Astek : La direction « remercie » les salariés qu’elle ne pourra faire prendre en charge par l’Etat

L’accord de branche du 16 octobre 2013 relatif à l’activité partielle des salariés interdit d’inclure dans la demande d’indemnisation de l’activité partielle les salariés dits en attente de mission, inter-contrat ou inter-chantier, qui dans les 12 mois qui précèdent la demande d’activité partielle ont été en attente de mission, inter-contrat ou inter-chantier plus de 30 jours ouvrés ininterrompus.

Pour ne pas devoir leur payer intégralement leur salaire, la direction « remercie » des dizaines de salariés qui sont en période d’essai … en raison du COVID 19.

Fins de période d’essai : l’Inspection du Travail rappelle à l’ordre le groupe ASTEK

Alerté par des représentants du personnel sur la rupture massive de périodes d’essai au sein du groupe ASTEK, l’Inspection du Travail rappelle à l’ordre le PDG du groupe ASTEK dans un courriel du 18 mars :

« Bonjour,

Etant destinataire en copie du message, j’interviens pour demander à Monsieur XXXXX de contrôler la situation auprès de ses manager et de donner les consignes pour mettre immédiatement fin aux pratiques dénoncées par les représentants du personnel au sein d’ASTEK concernant des ruptures d’essais durant la crise du Coronavirus covid 19.

En effet, ces pratiques sont extrêmement préjudiciables pour nous tous en plus d’être discriminatoires pour les personnes concernées.

Les salariés doivent être protégés dans leur emploi et placés en télé travail.

Je vous rappelle que le dispositif du chômage partiel est mis en place par l’Etat pour aider au maintien de l’emploi.

Par ailleurs, merci de « geler  » vos demandes courantes de ruptures conventionnelles de salariés protégés.

Cordialement,

L’Inspectrice du Travail »

FO, CFDT et Solidaires Informatique demandent l’organisation d’une réunion extraordinaire du CSE sur l’impact de la crise Coronavirus

Face à la minimisation de la direction sur l’impact économique et social de la crise Coronavirus, les syndicats FO, CFDT et Solidaires Informatique du Groupe Astek ont exigé l’organisation d’une réunion extraordinaire du CSE pour aborder les différents impacts économiques et sociaux pour l’entreprise et ses salariés.

Astek refuse de partager les bénéfices avec ses salariés

Lors de la réunion du 5 mars, les syndicats présents ont essayé de discuter sur la mise en place d’un accord d’intéressement aux profits des salariés.
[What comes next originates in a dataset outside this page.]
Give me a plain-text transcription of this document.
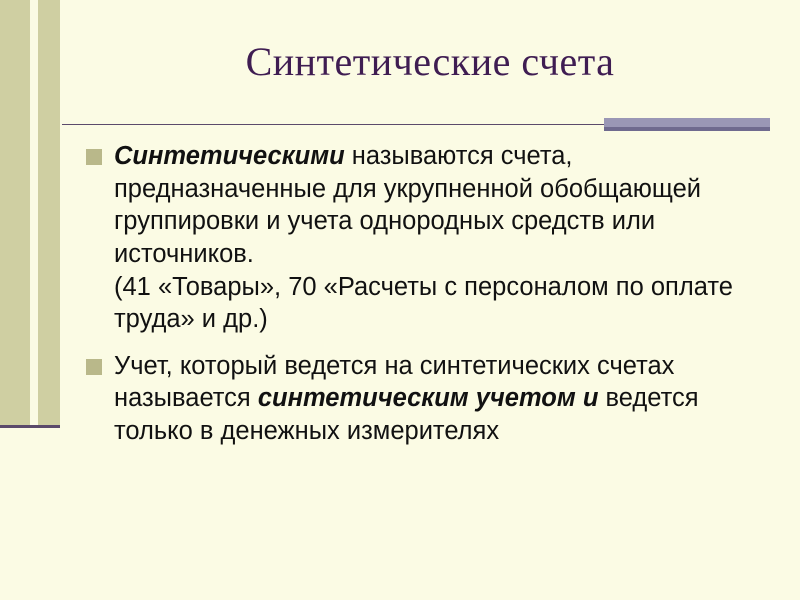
Синтетические счета
Синтетическими называются счета, предназначенные для укрупненной обобщающей группировки и учета однородных средств или источников.
(41 «Товары», 70 «Расчеты с персоналом по оплате труда» и др.)
Учет, который ведется на синтетических счетах называется синтетическим учетом и ведется только в денежных измерителях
Au bout de 45 minutes d’échanges (presque à sens unique), la direction annonce qu’elle arrête la négociation et clôt toutes discussions au sujet de l’intéressement.
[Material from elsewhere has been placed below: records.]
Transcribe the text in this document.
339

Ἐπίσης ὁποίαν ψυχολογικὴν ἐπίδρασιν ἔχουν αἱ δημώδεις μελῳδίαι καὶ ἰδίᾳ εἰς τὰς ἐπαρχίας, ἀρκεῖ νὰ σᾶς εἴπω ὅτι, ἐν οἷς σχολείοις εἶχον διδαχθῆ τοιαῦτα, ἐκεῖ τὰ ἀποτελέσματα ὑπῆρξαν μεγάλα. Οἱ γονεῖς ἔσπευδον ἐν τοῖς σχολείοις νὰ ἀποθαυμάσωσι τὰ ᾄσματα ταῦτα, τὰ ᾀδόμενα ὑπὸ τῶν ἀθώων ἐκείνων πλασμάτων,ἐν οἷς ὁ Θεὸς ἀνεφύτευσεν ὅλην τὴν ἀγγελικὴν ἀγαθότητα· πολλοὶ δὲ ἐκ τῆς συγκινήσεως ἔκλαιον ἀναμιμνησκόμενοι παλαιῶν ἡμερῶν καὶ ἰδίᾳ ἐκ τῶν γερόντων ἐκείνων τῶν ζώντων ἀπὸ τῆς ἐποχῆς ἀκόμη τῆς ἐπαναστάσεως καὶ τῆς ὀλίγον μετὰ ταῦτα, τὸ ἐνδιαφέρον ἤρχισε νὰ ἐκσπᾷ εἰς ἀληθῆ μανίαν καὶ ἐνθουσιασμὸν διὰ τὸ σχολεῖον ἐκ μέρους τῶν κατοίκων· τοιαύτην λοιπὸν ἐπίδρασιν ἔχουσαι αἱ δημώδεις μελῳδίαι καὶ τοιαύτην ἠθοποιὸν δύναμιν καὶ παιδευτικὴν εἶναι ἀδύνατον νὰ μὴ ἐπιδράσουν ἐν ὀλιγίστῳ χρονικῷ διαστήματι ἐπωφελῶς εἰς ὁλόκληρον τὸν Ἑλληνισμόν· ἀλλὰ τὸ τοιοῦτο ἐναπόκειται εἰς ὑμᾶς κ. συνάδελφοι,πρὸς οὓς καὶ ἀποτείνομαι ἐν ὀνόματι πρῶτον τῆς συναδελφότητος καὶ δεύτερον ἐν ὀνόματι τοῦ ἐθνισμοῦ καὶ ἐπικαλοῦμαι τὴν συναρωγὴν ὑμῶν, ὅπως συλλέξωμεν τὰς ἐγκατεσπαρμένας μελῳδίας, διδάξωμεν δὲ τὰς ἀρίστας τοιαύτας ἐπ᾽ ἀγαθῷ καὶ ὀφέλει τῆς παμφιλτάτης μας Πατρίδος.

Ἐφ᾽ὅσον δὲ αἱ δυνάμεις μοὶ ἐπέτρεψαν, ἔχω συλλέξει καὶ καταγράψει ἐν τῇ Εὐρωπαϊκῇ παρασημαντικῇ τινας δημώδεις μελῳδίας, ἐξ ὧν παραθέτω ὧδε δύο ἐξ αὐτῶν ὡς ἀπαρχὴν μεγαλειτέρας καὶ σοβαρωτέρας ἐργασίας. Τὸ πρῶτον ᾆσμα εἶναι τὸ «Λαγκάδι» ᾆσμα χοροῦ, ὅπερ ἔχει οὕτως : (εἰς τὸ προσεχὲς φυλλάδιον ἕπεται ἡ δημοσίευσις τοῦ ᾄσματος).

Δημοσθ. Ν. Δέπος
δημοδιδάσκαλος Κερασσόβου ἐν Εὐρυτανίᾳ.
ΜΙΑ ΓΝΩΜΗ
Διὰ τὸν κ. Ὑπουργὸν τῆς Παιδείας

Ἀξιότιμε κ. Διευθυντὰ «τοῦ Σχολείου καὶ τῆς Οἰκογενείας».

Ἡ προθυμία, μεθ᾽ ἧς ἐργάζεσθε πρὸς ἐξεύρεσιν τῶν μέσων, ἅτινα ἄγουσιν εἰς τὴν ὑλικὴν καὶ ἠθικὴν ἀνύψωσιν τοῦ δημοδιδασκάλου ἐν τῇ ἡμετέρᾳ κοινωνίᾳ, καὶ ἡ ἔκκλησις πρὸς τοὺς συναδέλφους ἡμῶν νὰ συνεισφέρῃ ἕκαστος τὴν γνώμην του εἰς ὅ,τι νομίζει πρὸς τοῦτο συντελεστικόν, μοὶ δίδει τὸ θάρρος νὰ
Malgré l’attitude de la direction, l’équipe FO Cadres a fait d’autres propositions afin que les salariés de l’entreprise puissent eux aussi profiter d’une part des bénéfices :

  • Amélioration de la formule de calcul de la participation
  • Distribution de parts de l’entreprise
  • Mise en place de la prime de pouvoir d’achat
  • Augmentation du budget social du Comité Social et Economique (figé depuis 15 ans à 0.18% de la masse salariale soit 4 fois moins que la moyenne en France)

A toutes ses propositions, la réponse de la direction a été catégorique : NON.